Não vi e adorei

Publicado em Crônicas

Severino Francisco

Esse eu não vi e adorei. Claro, estou falando do show de Paul McCartney para a plateia de agraciados pelos deuses no Clube do Choro. Não quero me jactar, ou melhor, não quero me jactar muito, mas a verdade é que tive o privilégio de assistir a shows memoráveis no Clube do Choro de Hermeto Paschoal, João Donato, Armandinho Macedo, Bide da Flauta, Altamiro Carrilho, Paulinho da Viola, Moraes Moreira, Pepeu Gomes e Hamilton de Holanda, entre outros.

Por vezes, nos momentos epifânicos, me batia a certeza fulminante da primazia de estar ali: aquele seria um grande show, não apenas em Brasília, mas em qualquer palco do mundo. E, neste sentido, o Clube do Choro é um lugar que se tornou sagrado pela presença de músicos tão talentosos, tão iluminados.

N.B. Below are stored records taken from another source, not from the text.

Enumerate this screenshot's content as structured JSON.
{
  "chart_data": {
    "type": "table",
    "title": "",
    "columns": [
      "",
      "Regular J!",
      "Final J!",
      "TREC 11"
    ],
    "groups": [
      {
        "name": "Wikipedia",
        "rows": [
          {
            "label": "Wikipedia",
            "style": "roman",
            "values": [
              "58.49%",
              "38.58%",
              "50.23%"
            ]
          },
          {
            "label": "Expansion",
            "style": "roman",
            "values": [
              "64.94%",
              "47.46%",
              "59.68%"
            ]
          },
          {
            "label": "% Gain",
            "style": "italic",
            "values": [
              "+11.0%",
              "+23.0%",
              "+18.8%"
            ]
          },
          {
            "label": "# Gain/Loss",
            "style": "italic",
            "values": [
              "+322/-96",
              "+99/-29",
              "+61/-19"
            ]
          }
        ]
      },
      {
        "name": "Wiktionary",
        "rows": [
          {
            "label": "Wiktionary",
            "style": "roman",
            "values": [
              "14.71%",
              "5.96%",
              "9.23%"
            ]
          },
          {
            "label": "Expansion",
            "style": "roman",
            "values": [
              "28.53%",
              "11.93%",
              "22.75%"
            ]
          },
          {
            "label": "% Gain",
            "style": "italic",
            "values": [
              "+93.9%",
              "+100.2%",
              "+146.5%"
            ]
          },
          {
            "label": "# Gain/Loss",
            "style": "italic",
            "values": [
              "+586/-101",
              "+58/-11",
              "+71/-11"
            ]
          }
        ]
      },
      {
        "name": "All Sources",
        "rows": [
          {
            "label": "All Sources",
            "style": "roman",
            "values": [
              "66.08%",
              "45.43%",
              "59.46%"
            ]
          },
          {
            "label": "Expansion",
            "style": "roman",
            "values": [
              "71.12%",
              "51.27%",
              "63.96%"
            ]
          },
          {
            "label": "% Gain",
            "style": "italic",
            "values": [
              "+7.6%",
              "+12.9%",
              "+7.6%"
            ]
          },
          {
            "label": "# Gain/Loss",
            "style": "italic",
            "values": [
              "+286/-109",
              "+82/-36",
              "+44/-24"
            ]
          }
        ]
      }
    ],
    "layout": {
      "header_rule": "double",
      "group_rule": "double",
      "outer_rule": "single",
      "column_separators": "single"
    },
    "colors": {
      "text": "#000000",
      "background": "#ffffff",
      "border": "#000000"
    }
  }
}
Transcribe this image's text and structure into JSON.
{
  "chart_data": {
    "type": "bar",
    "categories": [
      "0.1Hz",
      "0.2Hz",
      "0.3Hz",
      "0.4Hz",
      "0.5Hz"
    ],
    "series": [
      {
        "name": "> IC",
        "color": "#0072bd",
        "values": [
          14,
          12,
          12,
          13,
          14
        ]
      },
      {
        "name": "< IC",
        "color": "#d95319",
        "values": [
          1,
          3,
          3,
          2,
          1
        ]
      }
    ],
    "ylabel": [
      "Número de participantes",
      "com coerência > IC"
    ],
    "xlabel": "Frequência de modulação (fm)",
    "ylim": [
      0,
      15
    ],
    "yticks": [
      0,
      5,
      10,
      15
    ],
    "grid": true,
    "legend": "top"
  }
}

E, depois, pensei melhor e constatei que a minha avaliação não era tão absurda quanto poderia parecer em uma primeira mirada. Ora, de fato, Hermeto Paschoal, João Donato e Hamilton de Holanda já tocaram nos grandes templos do jazz. Pois, agora, o Clube do Choro recebeu uma sagração internacional com o show de Paul McCartney para uma pequena plateia, que transformou o espaço em um pub londrino, em um Cavern Club, onde os Beatles iniciaram a carreira.

Com 81 anos, Paul se movia, freneticamente, de um lado para o outro do palco, alternando guitarra, contrabaixo e piano, com uma energia de garoto do rock ‘n’rool. Existem momentos da história que parecem ser regidos por uma conjuração dos astros ou dos deuses. E aquela virada da década de 1960, de revoluções por minutos, foi um desses instantes extraordinários. As canções dos Beatles, modernas e eternas, embalaram e atiçaram o abalo sísmico nos valores, nos costumes e na política. Elas continuam a tocar nos corações de gerações muito diferentes.

O nosso repórter vascaíno Pedro Ibarra chegou à redação em uma mistura de êxtase, atordoamento e sobrexcitação. A todo momento, pessoas de várias gerações chegavam à sua mesa para saber como havia sido o show. Fiquei tão preocupado com o horário de fechamento que proibi o assédio, mas prometi que, após a entrega da matéria, Ibarra concederia uma entrevista coletiva para contar como foi o show.

É muito bonita a história que Reco do Bandolim contou sobre como e porque Paul quis tocar no Clube do Choro. Paul e John Lennon estudaram em uma escola de música em Liverpool. Muito tempo depois, quando ele ficou famoso, descobriu que a escola falira. Resolveu recuperar a instituição e, hoje, ela funciona plenamente, com mais de 4 mil alunos.

Paul não é uma celebridade vazia como são os nossos astros do futebol ou os cantores breganejos. Pertence a uma geração que cultivou os valores da justiça social, da insubmissão, da paz e da harmonia. Ele promoveu o encontro entre dois gêneros que, aparentemente, são incompatíveis: o rock e o choro. Só a arte é capaz de realizar esse pequeno milagre.

As circunstâncias ampliaram os limites do Clube do Choro. Ele é a casa do chorinho, mas também do samba, da rumba e do rock. Com o show de Paul McCartney o Clube do Choro recebeu a sua sacralização internacional. A história do Clube do Choro é uma história de luta e de resistência. Ele precisa de financiamento para continuar o trabalho de cultura e educação. É uma instituição que confere dignidade a Brasília.